Sixth Grade, Parker Heights Grade School, Mr. Blakley’s class. You guessed it; I’m in the front row, second from left. Parker Heights was considered a more up-scale school, but it had an inferiority complex when it came to intermural sports between Parker and Parker Heights.
This is where I learned the lesson of performance confidence despite being younger and smaller than an opponent. The Parker Heights boys assumed that because I was from Parker (the team that dominated the annual intermural baseball tournaments), I would be the batter at the plate they could count on to help Parker Heights finally win against Parker. Of course, the boys from Parker saw me as just another easy out. I did excel that day and put the ball in play more than our other players. It was about assumed confidence and living up to the expectations of my teammates.

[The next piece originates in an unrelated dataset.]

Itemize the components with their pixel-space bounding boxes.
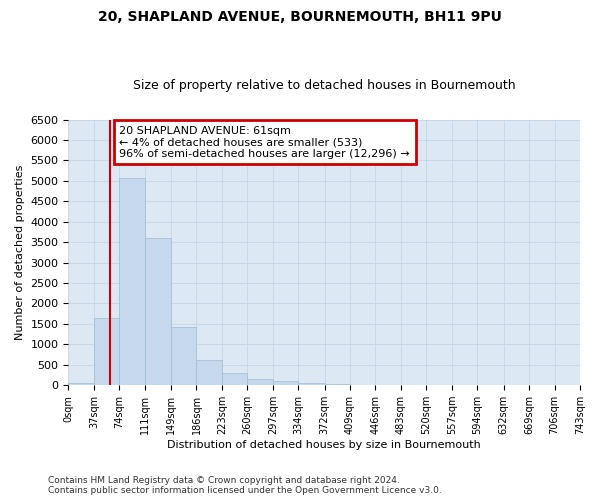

A few words about baseball in rural Yakima Valley in the 1950s. Yakima has always been a baseball town, so to speak. The schools and parks had baseball fields with a diamond and backstop, usually with missing base plates. Few guys had baseball gloves in the “Lower Valley” grade schools where we lived. The culture and tradition was that if you had a glove, you left it on the field after the third out when your team went to play offense. The opposing team player would pick up your glove and use it on defense. It was accepted that not every player on the field had a glove. If you were a lefty, you had to adjust.